I can guarantee that any device that uses floating point math will not, in fact, deliver binary-equal results for math-equal expressions. Try the equivalent of the following MATLAB on your various platforms:
a = [repmat(1, 10000, 1); 1e16];
format long
sum(a)
sum(flipud(a))
Results:
1.000000000001000e+16
1.000000000000000e+16
Addition is commutative, so the expressions are mathematically equivalent. But the order matters in floating-point world. Obviously, adding 10000 1's in sequence should present no problem for a floating-point, when the accumulation value is around 0. But once the floating-point has "floated" to 1e16, 1 is simply too small to be represented, so it's never added.
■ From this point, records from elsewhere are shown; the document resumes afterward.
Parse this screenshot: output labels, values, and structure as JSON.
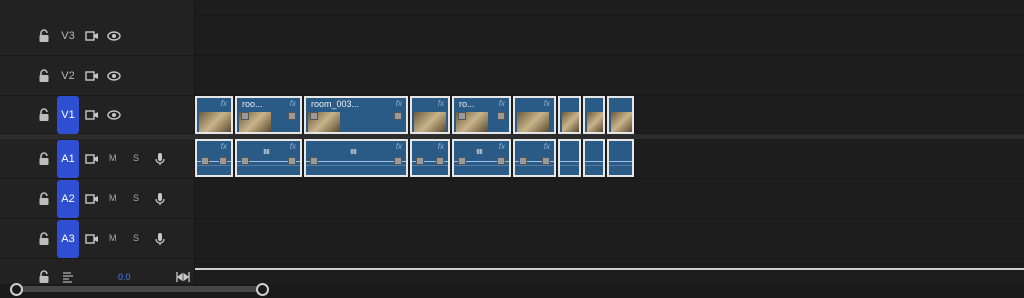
{
  "tracks": [
    {
      "id": "v3",
      "label": "V3",
      "type": "video",
      "target": false
    },
    {
      "id": "v2",
      "label": "V2",
      "type": "video",
      "target": false
    },
    {
      "id": "v1",
      "label": "V1",
      "type": "video",
      "target": true
    },
    {
      "id": "a1",
      "label": "A1",
      "type": "audio",
      "target": true,
      "mute": "M",
      "solo": "S"
    },
    {
      "id": "a2",
      "label": "A2",
      "type": "audio",
      "target": true,
      "mute": "M",
      "solo": "S"
    },
    {
      "id": "a3",
      "label": "A3",
      "type": "audio",
      "target": true,
      "mute": "M",
      "solo": "S"
    }
  ],
  "master": {
    "value": "0.0"
  },
  "video_clips": [
    {
      "name": "",
      "fx": "fx"
    },
    {
      "name": "roo...",
      "fx": "fx"
    },
    {
      "name": "room_003...",
      "fx": "fx"
    },
    {
      "name": "",
      "fx": "fx"
    },
    {
      "name": "ro...",
      "fx": "fx"
    },
    {
      "name": "",
      "fx": "fx"
    },
    {
      "name": "",
      "fx": "fx"
    },
    {
      "name": "",
      "fx": "fx"
    },
    {
      "name": "",
      "fx": "fx"
    }
  ],
  "audio_clips": [
    {
      "fx": "fx",
      "wave": ""
    },
    {
      "fx": "fx",
      "wave": "ıııı"
    },
    {
      "fx": "fx",
      "wave": "ıııı"
    },
    {
      "fx": "fx",
      "wave": ""
    },
    {
      "fx": "fx",
      "wave": "ıııı"
    },
    {
      "fx": "fx",
      "wave": ""
    },
    {
      "fx": "",
      "wave": ""
    },
    {
      "fx": "",
      "wave": ""
    },
    {
      "fx": "",
      "wave": ""
    }
  ],
  "colors": {
    "target": "#2f4fd2",
    "clip": "#2a5a86",
    "clip_border": "#e6e6e6"
  },
  "icons": {
    "lock": "lock-icon",
    "camera": "camera-icon",
    "eye": "eye-icon",
    "mic": "mic-icon",
    "wave": "audio-wave-icon",
    "fit": "fit-icon"
  }
}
Here's an extra wrinkle: The x87 FPU computes in extended precision (80 bits), internally. So FPU code will give you a different answer, if the compiler decides to keep the intermediate results inside the FPU. If instead it decides to spill intermediate results to the stack, then you're back to 64. If it decides to compute using the SSE instructions, then you're back to 64.
These various MATLAB tricks suggested in the other answers might get you close enough for your problem. But if you're really after perfect modelling of your system, you'll probably need a simulation framework that is more controllable. Perhaps using vpa, with conversion to the correct number of bits at each step. Or switch to C or C++, paying extremely careful attention to the optimizer control settings.
Or mathematically compute the bounds on your error based on the input scaling, and verify that your answer is always below the bound.